Congress has approved an updated version of the nation’s vocational education law, rebuffing White House attempts to kill the program. The move secures federal support for vocational education through 2012. President Bush signed the bill into law Aug. 14.
Known as the Perkins Act, the law steers $1.3 billion a year into career-based courses in high schools and community colleges, a large part of which is used to purchase technology and train students for success in an increasingly competitive global economy. Though the federal commitment represents only a fraction of the money schools spend each year on vocational education, many schools have indicated a dependence on the program.
Lawmakers in the House of Representatives voted 399-1 to pass the bill on July 24. The Senate approved the measure July 21, capping more than a year of negotiations.
The dominant theme of the bill–the first such update since 1998–is rigor and results.
It requires states to run career programs that will give students a broad base of academic skills, not just technical ones. In exchange for money, states and school districts must produce more evidence that students are making progress and landing good jobs.
The legislation would require states to come up with model sequences of courses from high school through college.
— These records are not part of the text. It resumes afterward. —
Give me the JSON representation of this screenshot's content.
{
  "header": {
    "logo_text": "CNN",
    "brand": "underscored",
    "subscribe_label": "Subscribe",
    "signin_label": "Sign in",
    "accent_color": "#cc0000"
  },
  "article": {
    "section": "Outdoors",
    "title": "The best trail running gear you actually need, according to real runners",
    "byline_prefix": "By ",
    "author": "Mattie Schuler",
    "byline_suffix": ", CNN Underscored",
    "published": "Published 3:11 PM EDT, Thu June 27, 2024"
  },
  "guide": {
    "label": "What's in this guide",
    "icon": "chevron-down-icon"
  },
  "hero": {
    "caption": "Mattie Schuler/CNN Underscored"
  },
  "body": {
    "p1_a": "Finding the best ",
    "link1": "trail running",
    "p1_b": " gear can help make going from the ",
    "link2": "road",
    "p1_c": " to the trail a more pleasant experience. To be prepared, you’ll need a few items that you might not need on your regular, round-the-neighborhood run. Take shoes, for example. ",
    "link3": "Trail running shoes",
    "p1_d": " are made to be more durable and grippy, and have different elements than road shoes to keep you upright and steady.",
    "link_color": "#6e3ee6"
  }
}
The goal is to give students a clear path of training for work. An estimated 15 million high school and college students take vocational education courses. This figure marks a 60-percent increase in enrollment since 1999, owing in large part to a new crop of coursework that has enlivened traditional voc-ed shops.
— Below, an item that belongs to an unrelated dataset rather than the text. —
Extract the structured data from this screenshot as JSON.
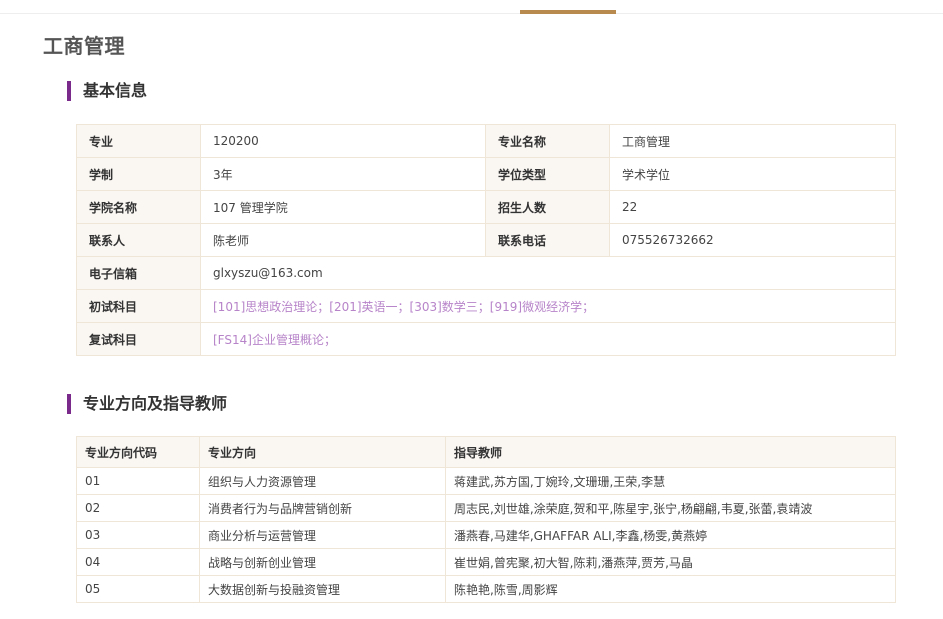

Career and technical education is now a vast field, with options such as architectural drawing, biotechnology, landscape design, and computer programming. In addition, traditional trades–such as carpentry and car repair–have grown more sophisticated with advancements in technology.
The reauthorized Perkins Act recognizes “that the age of the standard kind of vocational shop classes is over,” said Seth Turner, senior director for public policy at the Association for Career and Technical Education.
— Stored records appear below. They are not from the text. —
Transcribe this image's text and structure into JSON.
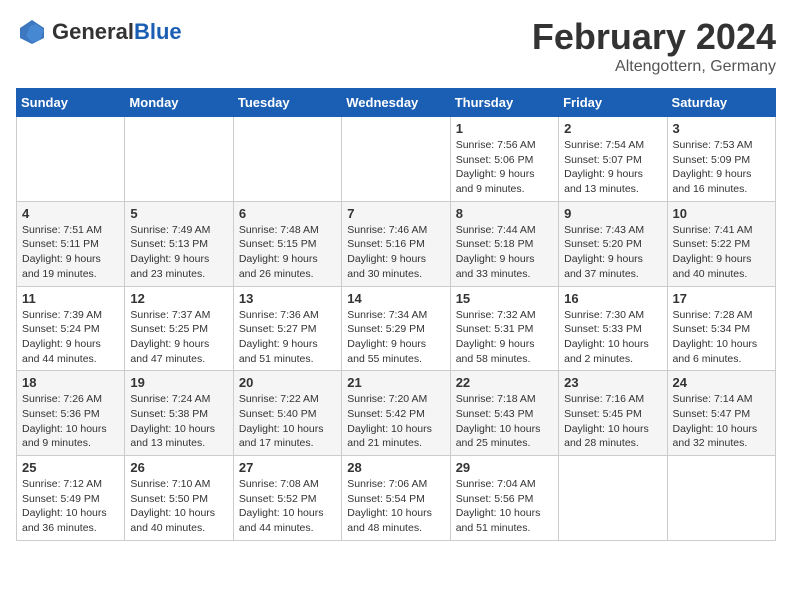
{
  "header": {
    "logo_line1": "General",
    "logo_line2": "Blue",
    "month": "February 2024",
    "location": "Altengottern, Germany"
  },
  "weekdays": [
    "Sunday",
    "Monday",
    "Tuesday",
    "Wednesday",
    "Thursday",
    "Friday",
    "Saturday"
  ],
  "weeks": [
    [
      {
        "day": "",
        "info": ""
      },
      {
        "day": "",
        "info": ""
      },
      {
        "day": "",
        "info": ""
      },
      {
        "day": "",
        "info": ""
      },
      {
        "day": "1",
        "info": "Sunrise: 7:56 AM\nSunset: 5:06 PM\nDaylight: 9 hours\nand 9 minutes."
      },
      {
        "day": "2",
        "info": "Sunrise: 7:54 AM\nSunset: 5:07 PM\nDaylight: 9 hours\nand 13 minutes."
      },
      {
        "day": "3",
        "info": "Sunrise: 7:53 AM\nSunset: 5:09 PM\nDaylight: 9 hours\nand 16 minutes."
      }
    ],
    [
      {
        "day": "4",
        "info": "Sunrise: 7:51 AM\nSunset: 5:11 PM\nDaylight: 9 hours\nand 19 minutes."
      },
      {
        "day": "5",
        "info": "Sunrise: 7:49 AM\nSunset: 5:13 PM\nDaylight: 9 hours\nand 23 minutes."
      },
      {
        "day": "6",
        "info": "Sunrise: 7:48 AM\nSunset: 5:15 PM\nDaylight: 9 hours\nand 26 minutes."
      },
      {
        "day": "7",
        "info": "Sunrise: 7:46 AM\nSunset: 5:16 PM\nDaylight: 9 hours\nand 30 minutes."
      },
      {
        "day": "8",
        "info": "Sunrise: 7:44 AM\nSunset: 5:18 PM\nDaylight: 9 hours\nand 33 minutes."
      },
      {
        "day": "9",
        "info": "Sunrise: 7:43 AM\nSunset: 5:20 PM\nDaylight: 9 hours\nand 37 minutes."
      },
      {
        "day": "10",
        "info": "Sunrise: 7:41 AM\nSunset: 5:22 PM\nDaylight: 9 hours\nand 40 minutes."
      }
    ],
    [
      {
        "day": "11",
        "info": "Sunrise: 7:39 AM\nSunset: 5:24 PM\nDaylight: 9 hours\nand 44 minutes."
      },
      {
        "day": "12",
        "info": "Sunrise: 7:37 AM\nSunset: 5:25 PM\nDaylight: 9 hours\nand 47 minutes."
      },
      {
        "day": "13",
        "info": "Sunrise: 7:36 AM\nSunset: 5:27 PM\nDaylight: 9 hours\nand 51 minutes."
      },
      {
        "day": "14",
        "info": "Sunrise: 7:34 AM\nSunset: 5:29 PM\nDaylight: 9 hours\nand 55 minutes."
      },
      {
        "day": "15",
        "info": "Sunrise: 7:32 AM\nSunset: 5:31 PM\nDaylight: 9 hours\nand 58 minutes."
      },
      {
        "day": "16",
        "info": "Sunrise: 7:30 AM\nSunset: 5:33 PM\nDaylight: 10 hours\nand 2 minutes."
      },
      {
        "day": "17",
        "info": "Sunrise: 7:28 AM\nSunset: 5:34 PM\nDaylight: 10 hours\nand 6 minutes."
      }
    ],
    [
      {
        "day": "18",
        "info": "Sunrise: 7:26 AM\nSunset: 5:36 PM\nDaylight: 10 hours\nand 9 minutes."
      },
      {
        "day": "19",
        "info": "Sunrise: 7:24 AM\nSunset: 5:38 PM\nDaylight: 10 hours\nand 13 minutes."
      },
      {
        "day": "20",
        "info": "Sunrise: 7:22 AM\nSunset: 5:40 PM\nDaylight: 10 hours\nand 17 minutes."
      },
      {
        "day": "21",
        "info": "Sunrise: 7:20 AM\nSunset: 5:42 PM\nDaylight: 10 hours\nand 21 minutes."
      },
      {
        "day": "22",
        "info": "Sunrise: 7:18 AM\nSunset: 5:43 PM\nDaylight: 10 hours\nand 25 minutes."
      },
      {
        "day": "23",
        "info": "Sunrise: 7:16 AM\nSunset: 5:45 PM\nDaylight: 10 hours\nand 28 minutes."
      },
      {
        "day": "24",
        "info": "Sunrise: 7:14 AM\nSunset: 5:47 PM\nDaylight: 10 hours\nand 32 minutes."
      }
    ],
    [
      {
        "day": "25",
        "info": "Sunrise: 7:12 AM\nSunset: 5:49 PM\nDaylight: 10 hours\nand 36 minutes."
      },
      {
        "day": "26",
        "info": "Sunrise: 7:10 AM\nSunset: 5:50 PM\nDaylight: 10 hours\nand 40 minutes."
      },
      {
        "day": "27",
        "info": "Sunrise: 7:08 AM\nSunset: 5:52 PM\nDaylight: 10 hours\nand 44 minutes."
      },
      {
        "day": "28",
        "info": "Sunrise: 7:06 AM\nSunset: 5:54 PM\nDaylight: 10 hours\nand 48 minutes."
      },
      {
        "day": "29",
        "info": "Sunrise: 7:04 AM\nSunset: 5:56 PM\nDaylight: 10 hours\nand 51 minutes."
      },
      {
        "day": "",
        "info": ""
      },
      {
        "day": "",
        "info": ""
      }
    ]
  ]
}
“Careers that are considered traditionally vocational careers have all become incredibly technical today,” explained Turner. “An example that I like to use is that the average car has more technology than the lunar module did. Today’s auto mechanic is a guy who, 30 or 40 years ago, was at NASA. Cars are incredibly technical; they’re no longer just mechanical parts. There are all these computers, wires, [and] stuff. It’s not just auto mechanics, but health fields–they’re all technical now. We’re very happy to see that the [updated] bill recognizes that.”
The program is a favorite of lawmakers, who keep rejecting the Bush administration’s attempts to scrap it. “Participation in these programs can mean the difference between a job with no possibility of advancement and a successful career,” said Sen. Mike Enzi, R-Wyo.
President Bush had hoped to shift the money into a new effort of expanded high school testing and help for struggling learners. States could still spend the money on career courses if they wanted. But Congress has never seriously considered the changes that Bush has proposed. “We’re proud of our commitment to this program,” said Sen. Edward Kennedy, D-Mass.
The bill changes the title from vocational education to “career and technical education”–a nod to teachers who say “voc ed” conjures images of classes from earlier decades.